Come along and hear experts with strongly opposing views debate this highly contentious subject. There will also be plenty of time for you to have your say.
The present system is considered by some to over-restrict what a teacher does and to perpetuate a curriculum composed of single subjects as opposed to real-life multi-faceted collaborative project solving? Does chasing grades in such exams interfere with the process of education?
But exams do enable critical comparisons to be made between students when seeking employment or university entrance. Most countries sign-up to this examination process and it is only Finland that prefers a more teacher-led assessment process. Getting rid of them could perhaps take us back to chaotic times in schools of the 1960s-1970s.
This is becoming an increasingly hot issue with many calls for a major rethink on examinations. The billion pound examination industry, politicians and the educational establishment all appear resistant to change, but parent groups and members of our world-leading educational institutes beg to differ. Getting rid of exams would likely lead to revolutionary changes in the world of education.

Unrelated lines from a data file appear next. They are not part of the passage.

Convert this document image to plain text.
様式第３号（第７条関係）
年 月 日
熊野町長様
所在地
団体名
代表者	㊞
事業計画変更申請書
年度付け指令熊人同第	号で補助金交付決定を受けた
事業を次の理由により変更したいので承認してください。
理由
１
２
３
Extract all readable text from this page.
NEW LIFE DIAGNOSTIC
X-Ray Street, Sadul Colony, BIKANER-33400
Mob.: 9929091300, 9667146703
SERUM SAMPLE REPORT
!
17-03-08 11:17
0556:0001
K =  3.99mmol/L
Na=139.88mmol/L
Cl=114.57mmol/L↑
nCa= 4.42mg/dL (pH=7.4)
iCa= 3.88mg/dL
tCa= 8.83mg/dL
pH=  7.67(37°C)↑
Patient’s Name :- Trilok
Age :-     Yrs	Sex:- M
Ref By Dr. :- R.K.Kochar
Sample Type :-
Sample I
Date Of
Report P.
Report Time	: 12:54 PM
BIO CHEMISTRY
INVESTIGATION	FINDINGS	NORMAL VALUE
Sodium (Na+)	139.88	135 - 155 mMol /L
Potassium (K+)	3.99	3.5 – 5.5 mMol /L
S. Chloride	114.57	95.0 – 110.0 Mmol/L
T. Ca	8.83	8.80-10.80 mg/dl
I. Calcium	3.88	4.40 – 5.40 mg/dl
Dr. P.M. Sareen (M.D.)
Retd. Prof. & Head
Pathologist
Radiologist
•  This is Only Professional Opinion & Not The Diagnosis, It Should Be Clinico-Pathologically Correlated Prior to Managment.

Speaking for the motion is Madeleine Holt, an education campaigner and film-maker. She co-founded Rescue Our Schools and set up the More than a Score alliance against SATS. Madeleine is also a founding member of the Slow Education movement. She has recently contributed to Education Forward, a collection of essays arguing for a total rethink of the English education system to equip children with the skills they need for the 21st century.
Speaking against the motion is Richard Sheriff, President of the Association of School and College Leaders, 2018-19. Richard is a National Leader of Education and has worked as an OFSTED Inspector. He is Headteacher and Director of the Red Kite Alliance, a thriving partnership of over 40 schools in the Leeds, Bradford and North Yorkshire area. Recently, Richard has become CEO of the Red Kite Learning Trust.
Seconders will be young speakers from the Great Debaters Club.